Manchester School Official Urges Staff to Hide Training Materials Due to DEI Scrutiny

Emails and handouts from Manchester School District staff make two things clear.
The school district is still embracing Diversity, Equity and Inclusion content and policies. And they don’t want parents or the public to know about it.
The district is scrambling after a student handout using DEI teacher training materials in a class on the Holocaust was posted on the internet.
When it did, Amadou Hamady Sy, the Manchester School District’s executive director of Student Engagement, Outcomes and Success, sent staffers an email reminding them to keep the DEI lessons to themselves. Hamady Sy expressed concern that the materials had leaked to “individuals outside the school community and even the local press.”
“Given the current political climate and heightened scrutiny around Diversity, Equity, and Inclusion (DEI) work, we are again reminding all staff to refrain from sharing any training materials, especially presentation slides, surveys, facilitator guides, or discussion content with students or external parties,” Hamady Sy wrote. “These resources were designed strictly for internal staff development purposes.”
Not the right answer for parents or opponents of race-based DEI curricula.
“They don’t want parents and taxpayers to know that teachers are being trained to bring these divisive concepts into the classroom,” said state Sen. Victoria Sullivan (R-Manchester).

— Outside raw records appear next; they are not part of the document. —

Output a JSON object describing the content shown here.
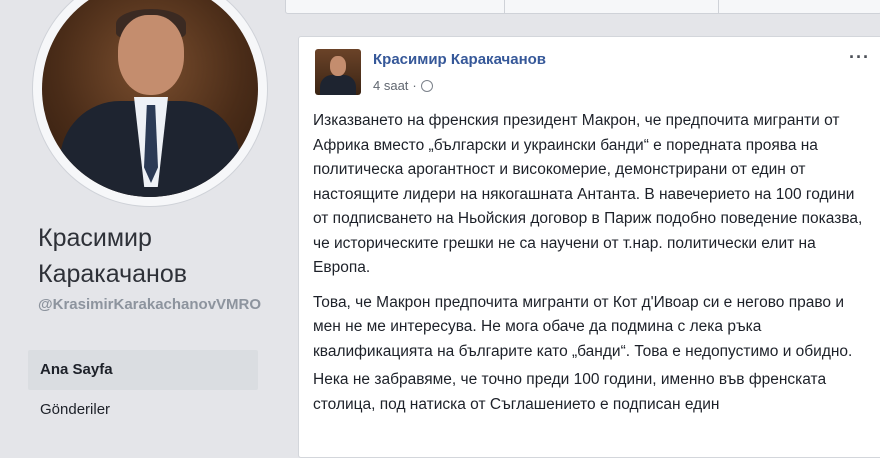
{
  "profile": {
    "name": "Красимир Каракачанов",
    "handle": "@KrasimirKarakachanovVMRO",
    "nav": [
      {
        "label": "Ana Sayfa",
        "active": true
      },
      {
        "label": "Gönderiler",
        "active": false
      }
    ]
  },
  "post": {
    "author": "Красимир Каракачанов",
    "time": "4 saat",
    "separator": "·",
    "more": "···",
    "paragraphs": [
      "Изказването на френския президент Макрон, че предпочита мигранти от Африка вместо „български и украински банди“ е поредната проява на политическа арогантност и високомерие, демонстрирани от един от настоящите лидери на някогашната Антанта. В навечерието на 100 години от подписването на Ньойския договор в Париж подобно поведение показва, че историческите грешки не са научени от т.нар. политически елит на Европа.",
      "Това, че Макрон предпочита мигранти от Кот д'Ивоар си е негово право и мен не ме интересува. Не мога обаче да подмина с лека ръка квалификацията на българите като „банди“. Това е недопустимо и обидно.",
      "Нека не забравяме, че точно преди 100 години, именно във френската столица, под натиска от Съглашението е подписан един"
    ]
  },
  "colors": {
    "background": "#e4e5e9",
    "author_link": "#365899",
    "card": "#ffffff",
    "muted_text": "#8d949e"
  }
}
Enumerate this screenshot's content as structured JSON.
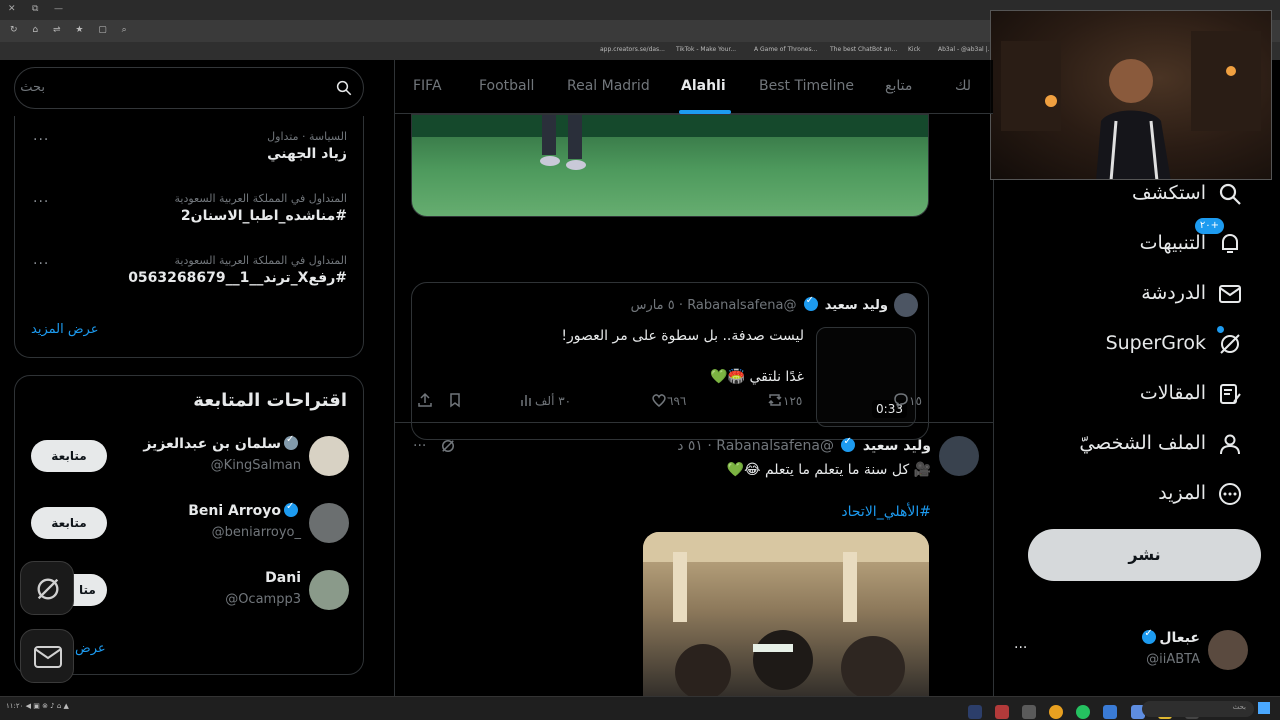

The handout in question was given to eighth-grade students at the Henry McLaughlin Jr. Middle School. It purported to lay out the “Wheel of Power and Privilege” in society, encouraging children to contemplate their own “power and privilege” by circling attributes they felt matched their own, such as skin color and economic background.
There was also a packet on so-called “microaggressions” — actions that can be labeled as racist or discriminatory even if the person committing them has no racist or discriminatory beliefs or motives.
The school district claims it was part of its Holocaust education, a state requirement. However, the handout makes no mention of Nazi Germany’s slaughter of Jews.
Sullivan called the materials the type of divisive, race-based ideology that the legislature has been trying to get out of schools for years.
“Within that lesson was a power and privilege wheel that sent a message to students that some children are better than others. That is a message that should never be put upon children,” Sullivan said. “All children are unique in their talents and abilities. Telling children that they are better than some people or are less than others based on skin color, sexuality, body size, and gender is unacceptable. The lesson also uses the term ‘cisgender,’ which is a made-up term not rooted in any science and has been deemed a slur.”
When parents began complaining about the DEI materials, district officials blamed the teacher. According to the district, the microaggressions worksheet and “Wheel of Power and Privilege” are part of teacher training and never intended for students.
“In this isolated incident, students were asked to complete an anonymous self-reflection form to explore their understanding of self to text within the unit. Unfortunately, materials intended only for staff professional development were used for this anonymous student self-reflection,” the district said in a statement released Friday. “We want to be clear that there was never a survey completed as part of this lesson or unit. The district team has taken steps so this action is not repeated.”
“But the fact remains the materials are used for teacher training, which shows the school district has the wrong priorities,” Sullivan said.
“Manchester repeatedly makes headlines for inadequate proficiency scores. Yet, this is where they are spending taxpayer dollars,” Sullivan said.
And, Sullivan added, the fact that the school is trying to keep materials secret from parents and the public raises more questions about what’s being taught in classrooms.
The Manchester School District already fought a lawsuit defending its right to keep parents in the dark about their children’s behavior regarding sex and gender at school. In court, Manchester argued the district has no legal duty to tell parents if their child identifies as a different sex at school than his or her biological one.
If Manchester parents don’t like it, “They can homeschool, or they can send their child to a private school; those are options available to them,” said the district’s attorney, Meghan Glynn.
The school district prevailed before the New Hampshire Supreme Court.
“We cannot conclude that any interference with parental rights which may result from non-disclosure is of constitutional dimension,” the Supreme Court justices ruled.